As noted in the Offer to Purchase relating to the tender offer, Seaboard Corporation may purchase additional shares of its common stock in the future in the open market, subject to market conditions. Seaboard Corporation may also purchase shares of its common stock in private transactions, tender offers or otherwise. Under applicable securities laws, however, Seaboard Corporation may not purchase any such shares of its common stock until after June 27, 2014. Any future purchases of shares by Seaboard Corporation will depend on many factors, including the market price of the shares, the final results of the tender offer, Seaboard Corporations business and financial position and general economic and market conditions.
MacKenzie Partners, Inc. is serving as Information Agent for the tender offer. Stockholders who have questions or would like additional information about the tender offer may contact the Information Agent
for the tender offer, MacKenzie Partners Inc., by telephone at: (212) 929-5500 (collect) or (800) 322-2885 (toll-free), or in writing to 105 Madison Avenue, New York, New York 10016 or tenderoffer@mackenziepartners.com.

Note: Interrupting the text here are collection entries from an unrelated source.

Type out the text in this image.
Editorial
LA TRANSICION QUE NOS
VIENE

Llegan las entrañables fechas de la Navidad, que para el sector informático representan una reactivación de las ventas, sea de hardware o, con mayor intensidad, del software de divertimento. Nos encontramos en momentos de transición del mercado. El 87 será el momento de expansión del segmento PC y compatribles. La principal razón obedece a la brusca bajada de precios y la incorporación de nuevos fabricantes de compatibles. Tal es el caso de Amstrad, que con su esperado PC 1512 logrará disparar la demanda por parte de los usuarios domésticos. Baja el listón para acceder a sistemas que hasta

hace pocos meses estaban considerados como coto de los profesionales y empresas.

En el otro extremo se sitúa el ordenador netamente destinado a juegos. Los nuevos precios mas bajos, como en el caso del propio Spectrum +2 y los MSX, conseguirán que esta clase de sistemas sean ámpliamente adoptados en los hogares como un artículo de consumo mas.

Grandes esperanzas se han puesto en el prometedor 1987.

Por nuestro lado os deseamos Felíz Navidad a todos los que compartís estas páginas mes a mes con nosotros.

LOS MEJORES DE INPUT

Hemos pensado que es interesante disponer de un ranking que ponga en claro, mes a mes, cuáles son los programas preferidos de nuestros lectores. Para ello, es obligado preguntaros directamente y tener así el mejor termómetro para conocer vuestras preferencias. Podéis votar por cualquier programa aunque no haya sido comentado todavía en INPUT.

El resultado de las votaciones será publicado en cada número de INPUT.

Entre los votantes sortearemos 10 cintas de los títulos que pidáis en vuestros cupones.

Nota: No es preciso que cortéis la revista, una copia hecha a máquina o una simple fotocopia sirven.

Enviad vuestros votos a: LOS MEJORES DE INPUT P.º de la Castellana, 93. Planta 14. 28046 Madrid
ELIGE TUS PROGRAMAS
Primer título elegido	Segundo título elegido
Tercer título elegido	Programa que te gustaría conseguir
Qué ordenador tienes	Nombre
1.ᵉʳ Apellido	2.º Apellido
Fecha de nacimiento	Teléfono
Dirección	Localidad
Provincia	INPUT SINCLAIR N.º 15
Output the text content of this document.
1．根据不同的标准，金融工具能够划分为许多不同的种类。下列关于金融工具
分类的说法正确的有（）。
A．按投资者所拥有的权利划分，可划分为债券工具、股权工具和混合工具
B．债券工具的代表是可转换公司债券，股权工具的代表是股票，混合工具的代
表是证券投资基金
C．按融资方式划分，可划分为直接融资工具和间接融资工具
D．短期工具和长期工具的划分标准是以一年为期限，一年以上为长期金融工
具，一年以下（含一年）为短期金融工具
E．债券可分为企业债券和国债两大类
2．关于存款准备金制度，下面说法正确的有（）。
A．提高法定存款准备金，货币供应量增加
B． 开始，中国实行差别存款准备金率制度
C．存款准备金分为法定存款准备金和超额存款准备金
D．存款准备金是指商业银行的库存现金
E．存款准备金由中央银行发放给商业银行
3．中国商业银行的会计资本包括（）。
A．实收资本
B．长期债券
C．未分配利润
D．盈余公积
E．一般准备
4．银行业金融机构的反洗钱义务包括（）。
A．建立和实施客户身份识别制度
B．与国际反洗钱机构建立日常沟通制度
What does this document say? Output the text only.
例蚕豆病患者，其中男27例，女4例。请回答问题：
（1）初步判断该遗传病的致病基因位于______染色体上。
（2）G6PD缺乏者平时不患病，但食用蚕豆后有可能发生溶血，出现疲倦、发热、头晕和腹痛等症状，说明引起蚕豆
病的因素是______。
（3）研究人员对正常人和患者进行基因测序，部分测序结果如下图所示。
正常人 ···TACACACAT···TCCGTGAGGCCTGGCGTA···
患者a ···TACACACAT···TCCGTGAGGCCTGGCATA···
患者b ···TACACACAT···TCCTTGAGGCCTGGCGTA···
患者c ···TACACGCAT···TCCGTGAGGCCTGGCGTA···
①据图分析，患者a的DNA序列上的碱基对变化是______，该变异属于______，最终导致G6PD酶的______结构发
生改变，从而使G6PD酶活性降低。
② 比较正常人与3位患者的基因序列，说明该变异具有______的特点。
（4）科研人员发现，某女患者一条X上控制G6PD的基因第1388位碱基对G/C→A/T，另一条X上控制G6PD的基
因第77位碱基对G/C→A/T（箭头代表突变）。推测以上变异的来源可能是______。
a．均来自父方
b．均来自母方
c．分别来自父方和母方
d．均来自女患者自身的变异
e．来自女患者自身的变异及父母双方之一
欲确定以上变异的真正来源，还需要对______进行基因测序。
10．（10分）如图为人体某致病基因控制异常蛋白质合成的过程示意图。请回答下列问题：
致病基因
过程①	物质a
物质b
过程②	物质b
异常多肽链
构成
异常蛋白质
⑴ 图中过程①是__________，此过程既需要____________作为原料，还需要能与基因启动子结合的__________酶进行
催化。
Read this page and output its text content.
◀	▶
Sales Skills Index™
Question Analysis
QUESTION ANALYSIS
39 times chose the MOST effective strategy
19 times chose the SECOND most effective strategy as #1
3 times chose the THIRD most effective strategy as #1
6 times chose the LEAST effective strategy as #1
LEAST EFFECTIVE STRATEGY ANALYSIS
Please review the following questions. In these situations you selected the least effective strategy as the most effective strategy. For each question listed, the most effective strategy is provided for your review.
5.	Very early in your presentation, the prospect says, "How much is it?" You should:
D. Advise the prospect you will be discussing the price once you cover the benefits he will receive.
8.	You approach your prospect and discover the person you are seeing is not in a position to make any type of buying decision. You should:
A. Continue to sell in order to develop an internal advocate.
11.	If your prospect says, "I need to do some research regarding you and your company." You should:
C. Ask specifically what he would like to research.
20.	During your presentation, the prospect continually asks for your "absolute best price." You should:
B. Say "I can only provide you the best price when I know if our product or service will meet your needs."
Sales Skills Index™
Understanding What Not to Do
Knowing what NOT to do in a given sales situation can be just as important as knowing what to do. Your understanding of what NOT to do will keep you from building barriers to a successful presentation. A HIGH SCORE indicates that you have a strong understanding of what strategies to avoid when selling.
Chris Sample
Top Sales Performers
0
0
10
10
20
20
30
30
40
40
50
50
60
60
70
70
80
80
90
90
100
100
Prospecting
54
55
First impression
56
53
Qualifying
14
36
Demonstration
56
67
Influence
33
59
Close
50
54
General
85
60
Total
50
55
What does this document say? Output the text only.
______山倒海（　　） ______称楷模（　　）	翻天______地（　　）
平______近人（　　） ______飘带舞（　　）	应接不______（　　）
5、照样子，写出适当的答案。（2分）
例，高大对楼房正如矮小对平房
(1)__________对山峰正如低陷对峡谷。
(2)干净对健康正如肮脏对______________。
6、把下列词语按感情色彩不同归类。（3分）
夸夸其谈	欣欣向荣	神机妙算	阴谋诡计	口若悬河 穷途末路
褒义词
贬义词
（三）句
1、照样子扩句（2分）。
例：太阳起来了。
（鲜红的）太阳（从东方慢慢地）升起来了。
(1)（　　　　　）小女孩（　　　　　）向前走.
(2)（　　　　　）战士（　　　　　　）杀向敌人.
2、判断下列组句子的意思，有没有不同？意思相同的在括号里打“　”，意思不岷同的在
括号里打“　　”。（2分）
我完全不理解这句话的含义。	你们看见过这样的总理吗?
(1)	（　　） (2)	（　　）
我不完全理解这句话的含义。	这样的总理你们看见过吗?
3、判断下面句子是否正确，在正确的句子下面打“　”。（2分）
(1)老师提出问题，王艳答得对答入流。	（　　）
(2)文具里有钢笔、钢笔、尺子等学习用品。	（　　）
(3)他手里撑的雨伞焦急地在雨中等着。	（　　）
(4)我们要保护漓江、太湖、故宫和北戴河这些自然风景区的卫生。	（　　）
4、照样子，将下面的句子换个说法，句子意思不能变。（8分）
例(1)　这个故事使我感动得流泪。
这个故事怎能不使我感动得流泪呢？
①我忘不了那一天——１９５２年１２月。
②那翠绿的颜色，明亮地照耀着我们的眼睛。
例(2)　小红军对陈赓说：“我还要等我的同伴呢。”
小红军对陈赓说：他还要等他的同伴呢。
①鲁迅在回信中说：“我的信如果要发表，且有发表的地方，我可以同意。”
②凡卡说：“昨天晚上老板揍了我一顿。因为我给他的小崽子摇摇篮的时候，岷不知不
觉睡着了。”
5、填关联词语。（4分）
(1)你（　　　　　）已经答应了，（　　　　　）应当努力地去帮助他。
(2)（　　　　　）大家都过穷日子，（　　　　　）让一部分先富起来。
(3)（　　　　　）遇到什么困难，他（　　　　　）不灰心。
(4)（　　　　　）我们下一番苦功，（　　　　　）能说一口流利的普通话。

About Seaboard Corporation
Seaboard Corporation is a diverse global agribusiness and transportation company. In the United States, Seaboard is primarily engaged in pork production and processing and ocean transportation. Overseas, Seaboard is primarily engaged in commodity merchandising, grain processing, sugar production and electric power generation. Seaboard also has an interest in turkey operations in the United States. For more information on Seaboard Corporation, visit www.seaboardcorp.com.
NOTE: The statements in this press release that are not historical statements, including statements regarding the number and purchase price of shares expected to be purchased pursuant to the tender offer and regarding future purchases of shares are forward-looking statements within the meaning of the federal securities laws. These statements are subject to numerous risks and uncertainties, many of which are beyond the Companys control, which could cause actual results to differ materially from the results expressed or implied by the statements. Seaboard Corporations Form 10-K for the year ended December 31, 2013, recent Current Reports on Form 8-K, and other Securities and Exchange Commission filings discuss some of the important risk factors identified that may affect Seaboard Corporations business, results of operations and financial condition. Seaboard Corporation undertakes no obligations to revise or update publicly any forward-looking statements for any reason. There can be no assurance as to the amount, timing or prices of any future share repurchases. The specific timing and amount of repurchases may vary based on market conditions and other factors. Seaboard Corporations share repurchase program may be suspended at any time.